2.3. L'appréhension au sens de l'art. 215 CPP ne suppose pas d'emblée, au contraire de l'arrestation provisoire, que la personne concernée soit soupçonnée d'un délit (cf. ATF 139 IV 128 consid. 1.2 et ATF 142 IV 129 consid. 2.2). Lors d'une appréhension, parfois aussi appelée contrôle d'identité, la police restreint passagèrement la liberté de mouvement de personnes dans l'exercice de son droit d'investigation. Cette mesure lui permet d'établir l'identité d'une personne et de déterminer si elle a commis une infraction ou si elle a un lien quelconque avec celle-ci, pour avoir par exemple vu quelque chose ou pour se trouver en possession d'objets recherchés (Message du Conseil fédéral du 21 décembre 2005 relatif à l'unification du droit de procédure, FF 2006 1057, pp. 1205 et 1206).
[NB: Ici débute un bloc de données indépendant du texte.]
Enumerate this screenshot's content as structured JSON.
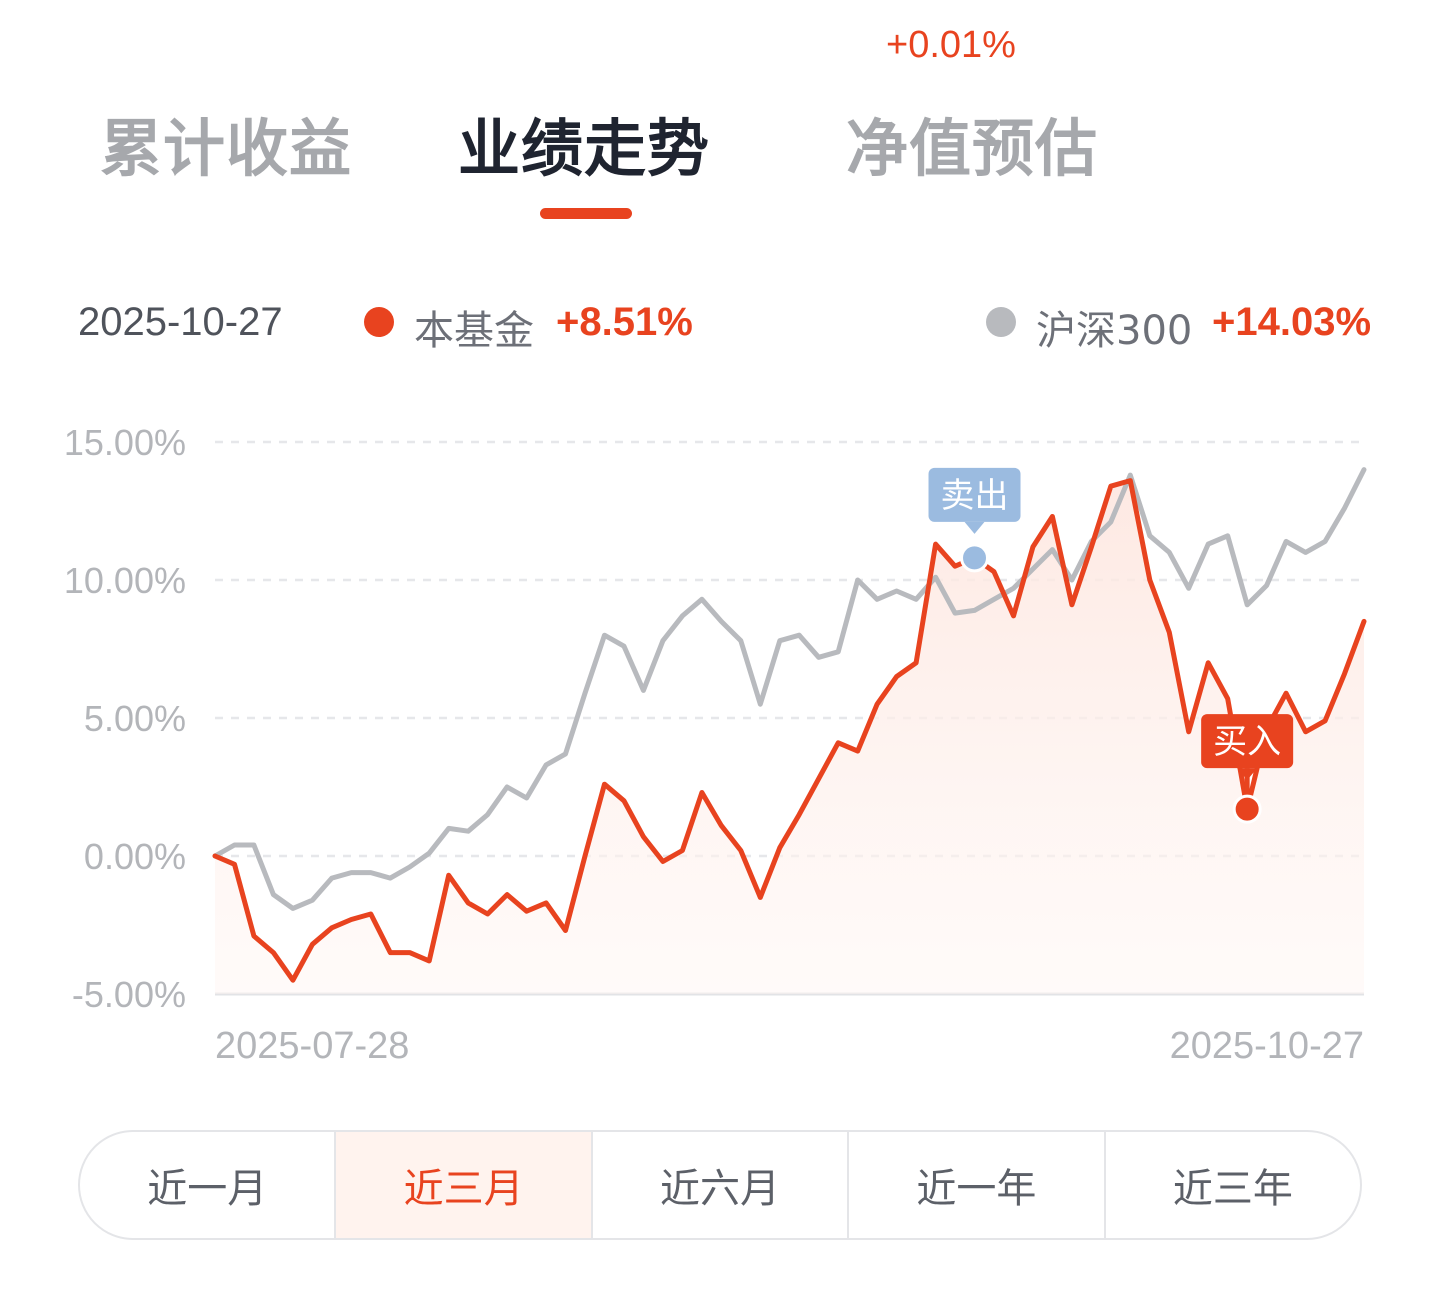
{
  "tabs": {
    "items": [
      {
        "label": "累计收益",
        "active": false
      },
      {
        "label": "业绩走势",
        "active": true
      },
      {
        "label": "净值预估",
        "active": false
      }
    ],
    "estimate_badge": "+0.01%"
  },
  "legend": {
    "date": "2025-10-27",
    "fund_name": "本基金",
    "fund_value": "+8.51%",
    "index_name": "沪深300",
    "index_value": "+14.03%"
  },
  "colors": {
    "fund": "#e8431f",
    "index": "#b8babe",
    "sell_marker": "#9bbbe0",
    "buy_marker": "#e8431f"
  },
  "chart_data": {
    "type": "line",
    "ylim": [
      -5,
      15
    ],
    "yticks": [
      "15.00%",
      "10.00%",
      "5.00%",
      "0.00%",
      "-5.00%"
    ],
    "x_labels": {
      "start": "2025-07-28",
      "end": "2025-10-27"
    },
    "grid": true,
    "series": [
      {
        "name": "本基金",
        "values": [
          0,
          -0.3,
          -2.9,
          -3.5,
          -4.5,
          -3.2,
          -2.6,
          -2.3,
          -2.1,
          -3.5,
          -3.5,
          -3.8,
          -0.7,
          -1.7,
          -2.1,
          -1.4,
          -2.0,
          -1.7,
          -2.7,
          0.0,
          2.6,
          2.0,
          0.7,
          -0.2,
          0.2,
          2.3,
          1.1,
          0.2,
          -1.5,
          0.3,
          1.5,
          2.8,
          4.1,
          3.8,
          5.5,
          6.5,
          7.0,
          11.3,
          10.5,
          10.8,
          10.3,
          8.7,
          11.2,
          12.3,
          9.1,
          11.2,
          13.4,
          13.6,
          10.0,
          8.1,
          4.5,
          7.0,
          5.7,
          1.7,
          4.6,
          5.9,
          4.5,
          4.9,
          6.6,
          8.5
        ]
      },
      {
        "name": "沪深300",
        "values": [
          0,
          0.4,
          0.4,
          -1.4,
          -1.9,
          -1.6,
          -0.8,
          -0.6,
          -0.6,
          -0.8,
          -0.4,
          0.1,
          1.0,
          0.9,
          1.5,
          2.5,
          2.1,
          3.3,
          3.7,
          5.9,
          8.0,
          7.6,
          6.0,
          7.8,
          8.7,
          9.3,
          8.5,
          7.8,
          5.5,
          7.8,
          8.0,
          7.2,
          7.4,
          10.0,
          9.3,
          9.6,
          9.3,
          10.1,
          8.8,
          8.9,
          9.3,
          9.7,
          10.4,
          11.1,
          10.0,
          11.4,
          12.1,
          13.8,
          11.6,
          11.0,
          9.7,
          11.3,
          11.6,
          9.1,
          9.8,
          11.4,
          11.0,
          11.4,
          12.6,
          14.0
        ]
      }
    ],
    "markers": [
      {
        "label": "卖出",
        "index": 39,
        "value": 10.8,
        "series": "本基金"
      },
      {
        "label": "买入",
        "index": 53,
        "value": 1.7,
        "series": "本基金"
      }
    ]
  },
  "ranges": [
    {
      "label": "近一月",
      "active": false
    },
    {
      "label": "近三月",
      "active": true
    },
    {
      "label": "近六月",
      "active": false
    },
    {
      "label": "近一年",
      "active": false
    },
    {
      "label": "近三年",
      "active": false
    }
  ]
}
2.4. Si la personne appréhendée ne se conforme pas à ses devoirs, découlant de l'art. 215 al. 2 let. b à d CPP, de présenter ses papiers d'identité, les objets qu'elle transporte avec elle, ainsi que d'ouvrir ses bagages ou son véhicule, la police a le droit de perquisitionner les vêtements, les objets qu'elle a sur elle, les bagages et les véhicules sans mandat de perquisition du Ministère public, aux conditions de l'art. 241 al. 3 CPP en relation avec l'art. 250 CPP. Ces perquisitions se limitent à la garantie des buts de l'appréhension au sens de l'art. 215 al. 1 CPP. Dans ce sens également, la police, en application de l'art. 241 al. 4 CPP, a le droit de fouiller la personne appréhendée sur la base de sa compétence propre, pour des raisons de sécurité, dans le but d'éloigner un danger (ATF 139 IV 128 consid. 1.2 et 1.3 ; arrêt du Tribunal fédéral 7B_102/2024 du 11 mars 2024 consid. 2.4.3).
2.5. L'appréhension à des fins d'investigations pénales au sens de l'art. 215 CPP requiert donc un vague soupçon de commission d'infraction et se distingue des contrôles de police préventifs et de sécurité, lesquels trouvent leurs fondements dans les lois cantonales de police (arrêt du Tribunal fédéral 6B_1297/2017 du 26 juillet 2018 consid. 2.4.1).
2.6. Selon l'art. 45 al. 1 de la loi genevoise sur la police (LPol), celle-ci exerce ses tâches dans le respect des droits fondamentaux et des principes de légalité, de proportionnalité et d'intérêt public.
2.7. L'art. 47 LPol autorise les membres autorisés du personnel de la police d'exiger de toute personne qu'ils interpellent dans l'exercice de leur fonction qu'elle justifie de son identité (al. 1). Si la personne n'est pas en mesure de justifier de son identité et qu'un contrôle supplémentaire se révèle nécessaire, elle peut être conduite dans les locaux de la police pour y être identifiée (al. 2). L'identification doit être menée sans délai ; une fois cette formalité accomplie, la personne quitte immédiatement les locaux de la police (al. 3).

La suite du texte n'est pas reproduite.